Muslim separatists in western China have carried out 260 attacks in the past decade, killing 160 people and injuring 440, state media reported Tuesday in a rare disclosure. The figures from Zhao Yongchen, a top anti-terrorism official, are among the few specifics ever given by China about its campaign to rid the western Xinjiang region of separatists fighting for an independent state of "East Turkistan." Zhao, deputy director of the Public Security Ministry's Anti-Terrorism Bureau, said attacks and killings came both inside and outside of China, the official Xinhua News Agency reported. China has long claimed that militants among the region's dominant ethnic Uighurs are leading a violent Islamic separatist movement in Xinjiang. The Uighurs are Turkic-speaking Muslims with a language and culture distinct from the majority Chinese.

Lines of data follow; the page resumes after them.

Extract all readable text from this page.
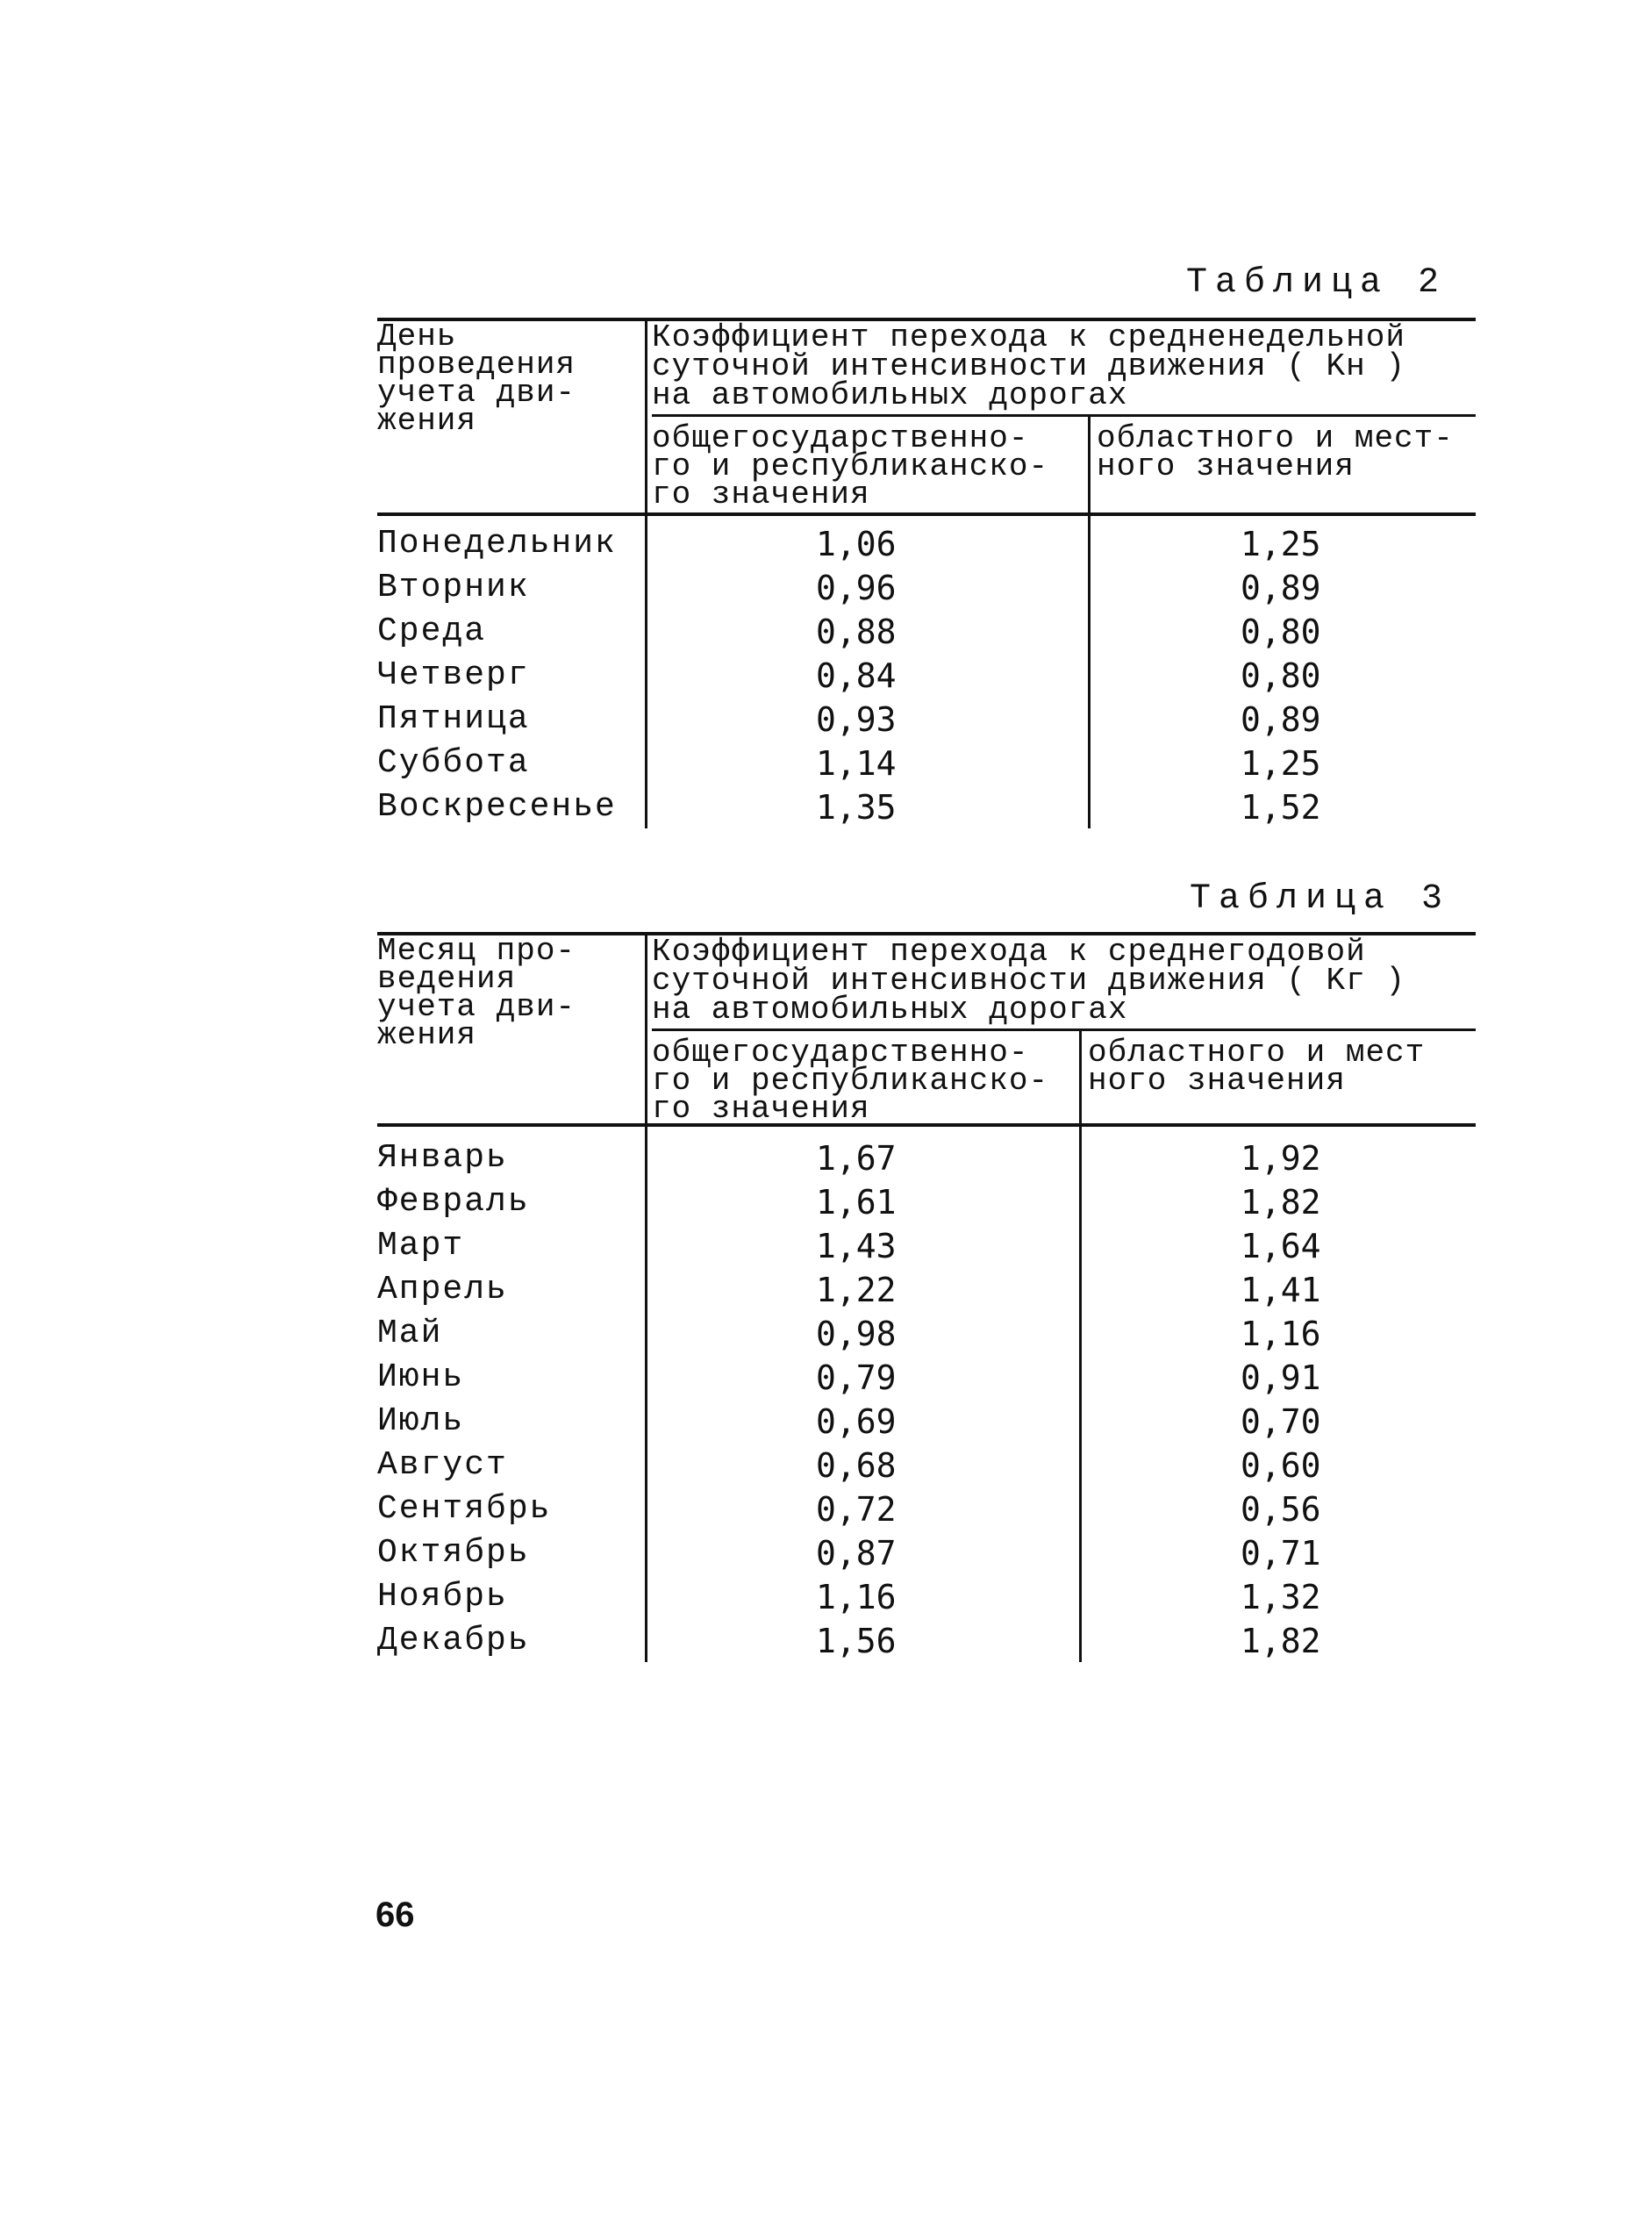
Таблица 2
День
проведения
учета дви-
жения
Коэффициент перехода к средненедельной
суточной интенсивности движения ( Kн )
на автомобильных дорогах
общегосударственно-
го и республиканско-
го значения
областного и мест-
ного значения
Понедельник	1,06	1,25
Вторник	0,96	0,89
Среда	0,88	0,80
Четверг	0,84	0,80
Пятница	0,93	0,89
Суббота	1,14	1,25
Воскресенье	1,35	1,52
Таблица 3
Месяц про-
ведения
учета дви-
жения
Коэффициент перехода к среднегодовой
суточной интенсивности движения ( Kг )
на автомобильных дорогах
общегосударственно-
го и республиканско-
го значения
областного и мест
ного значения
Январь	1,67	1,92
Февраль	1,61	1,82
Март	1,43	1,64
Апрель	1,22	1,41
Май	0,98	1,16
Июнь	0,79	0,91
Июль	0,69	0,70
Август	0,68	0,60
Сентябрь	0,72	0,56
Октябрь	0,87	0,71
Ноябрь	1,16	1,32
Декабрь	1,56	1,82
66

Critics accuse Beijing of using claims of terrorism as an excuse to crack down on peaceful pro-independence sentiment and expressions of Uighur identity. Chinese troops occupied Xinjiang at the end of the communist revolution in 1949, shipping in millions of Chinese migrants and interfering heavily in Uighur religious affairs. Zhao repeated China's accusations that the independence activists were linked to international Muslim terror groups such as Afghanistan's Taliban, al-Qaida, and the Islamic Movement of Uzbekistan. China has provided little support for such claims.
1 Comments:
I am always distrustful of Chinese media. However, this could also mean that there is more unrest than they report. That certainly is the case in other parts of the country.